Sun, 29 November, 2015
I’ve complained before about the pointlessness of selling cooked beetroot, often, to make matters worse, pickled in nasty vinegar. They do treat us like indolent idiots, those supermarkets.
If your best beetroot experience is that of a bland salad with bland, sour, floppy slices mixed in, rendering everything crimson – blame the shops, not your mum. I think only recently raw beetroots have started to turn up in supermarkets and on market stalls.
Nothing to be scared of – don a pair of disposable gloves for peeling, chopping, grating and handling, lest the crimson spreading on your palms should freak you out.
This is really gorgeous – beetroot baked long, loooong, you might even consider biscuit beetroot: cooked twice. Pre-cooked on Sunday afternoon, or when you can be bothered, and browned off to finish the next evening, to serve with fish or pork.
roasted beetrootServings: 4Time: 3 hours
- 4-5 medium sized raw beetroot
- a few sprigs of thyme
- a few sprigs of tarragon
- 4 cloves of garlic, crushed coarsely
- 2 tsp whole white peppercorns
- 1 tsp mustard seeds
- salt and black pepper
- olive oil
- white wine or balsamic vinegar
- 2-3 tbsp honey
1. Line a heavy casserole dish with double layers of aluminium foil – otherwise the dish will be a write-off.
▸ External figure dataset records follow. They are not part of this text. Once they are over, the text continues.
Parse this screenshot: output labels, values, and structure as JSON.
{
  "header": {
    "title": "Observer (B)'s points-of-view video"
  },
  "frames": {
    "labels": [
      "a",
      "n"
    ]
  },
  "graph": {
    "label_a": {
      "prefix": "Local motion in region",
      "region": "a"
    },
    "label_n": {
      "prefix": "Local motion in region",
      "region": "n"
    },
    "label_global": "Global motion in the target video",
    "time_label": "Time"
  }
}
Peel the beetroots and cut them into eights – slice horizontally and quarter.
2. Place in the dish together with the garlic, herbs, peppercorns and mustard seeds. Season with salt and pepper, drizzle with plenty of olive oil and a little balsamic vinegar and splash the honey all over the beetroot. Shake the pan about to mix everything together; don’t stir with a spoon so you don’t risk tearing the foil.
3. Cover tightly with a lid. Bake in an oven preheated to 190C/375F/gas 5 for two hours or until the beetroot is perfectly tender. Serve with rice and cooked lentils for a hearty vegetarian dish.